Impressionistic essays about the New River, its history, and the people who make their lives around its course.
Kentucky native and All Things Considered host Adams (Piano Lessons, 1996) is much enamored of the New River, a small waterway that—counterintuitively—flows north from North Carolina to West Virginia, winding through the territory of Adams’s personal history. With “a wish to understand more about this part of the country and [his] family’s past,” Adams sets out to row, bike, and drive the 350-mile length of the New, chronicling the communities and people he meets along the way. The characters on the water are memorable, ranging from Mary Draper Ingles (who in 1755 survived capture by the Shawnee to escape and walk all the way home from Ohio equipped only with a tomahawk and a couple of blankets) to a fellow who currently makes his home in a school bus that is perched on an enormous rock outcropping in the middle of the river. It is the landscape, however, that is the most compelling character, as Adams’s work is strongest when he focuses on his surroundings. In general, the essays are much like glimpses of the banks from the middle of a swift-flowing stream: a collection of impressions divorced from context with little to link them.
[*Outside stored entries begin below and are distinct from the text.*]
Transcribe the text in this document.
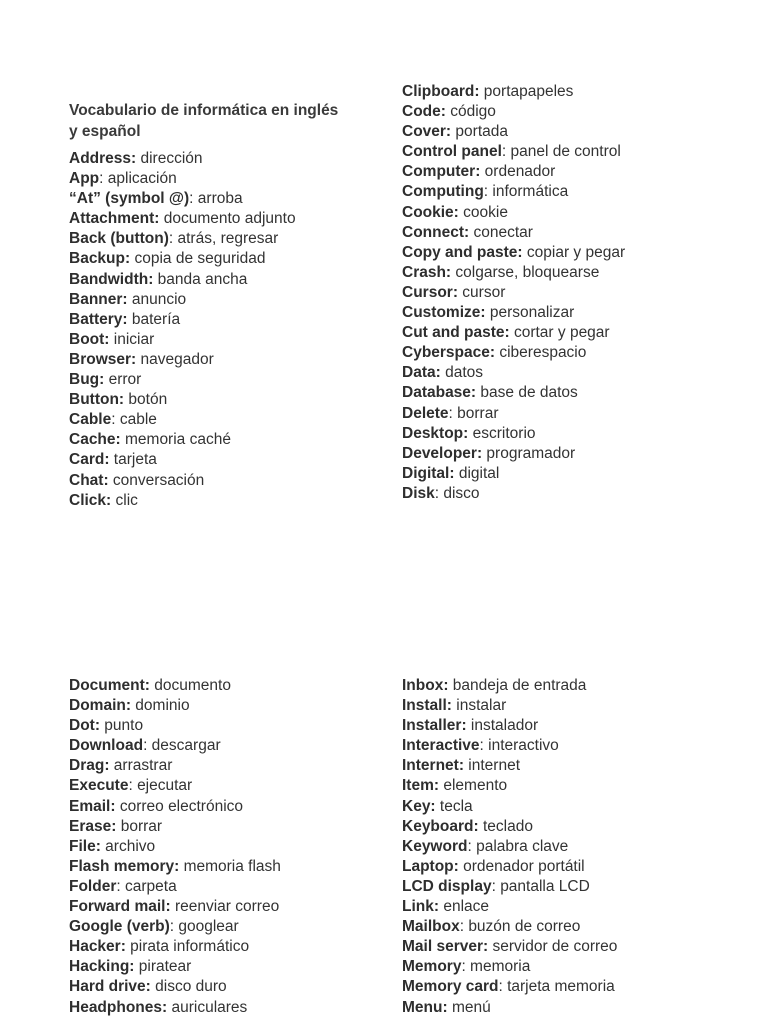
Vocabulario de informática en inglés y español
Address: dirección
App: aplicación
“At” (symbol @): arroba
Attachment: documento adjunto
Back (button): atrás, regresar
Backup: copia de seguridad
Bandwidth: banda ancha
Banner: anuncio
Battery: batería
Boot: iniciar
Browser: navegador
Bug: error
Button: botón
Cable: cable
Cache: memoria caché
Card: tarjeta
Chat: conversación
Click: clic
Clipboard: portapapeles
Code: código
Cover: portada
Control panel: panel de control
Computer: ordenador
Computing: informática
Cookie: cookie
Connect: conectar
Copy and paste: copiar y pegar
Crash: colgarse, bloquearse
Cursor: cursor
Customize: personalizar
Cut and paste: cortar y pegar
Cyberspace: ciberespacio
Data: datos
Database: base de datos
Delete: borrar
Desktop: escritorio
Developer: programador
Digital: digital
Disk: disco
Document: documento
Domain: dominio
Dot: punto
Download: descargar
Drag: arrastrar
Execute: ejecutar
Email: correo electrónico
Erase: borrar
File: archivo
Flash memory: memoria flash
Folder: carpeta
Forward mail: reenviar correo
Google (verb): googlear
Hacker: pirata informático
Hacking: piratear
Hard drive: disco duro
Headphones: auriculares
Inbox: bandeja de entrada
Install: instalar
Installer: instalador
Interactive: interactivo
Internet: internet
Item: elemento
Key: tecla
Keyboard: teclado
Keyword: palabra clave
Laptop: ordenador portátil
LCD display: pantalla LCD
Link: enlace
Mailbox: buzón de correo
Mail server: servidor de correo
Memory: memoria
Memory card: tarjeta memoria
Menu: menú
Adams writes in very short snippets, confounding the reader’s sense of narrative and momentum. He may be aware of this himself: He assures the reader that “If you go, I promise you’ll find a much deeper story,” and includes latitude and longitude information at the head of each chapter in case one should choose to make the journey along the New.
Any river-lover would envy Adams’s project, but following his route would surely be more satisfying than reading his work.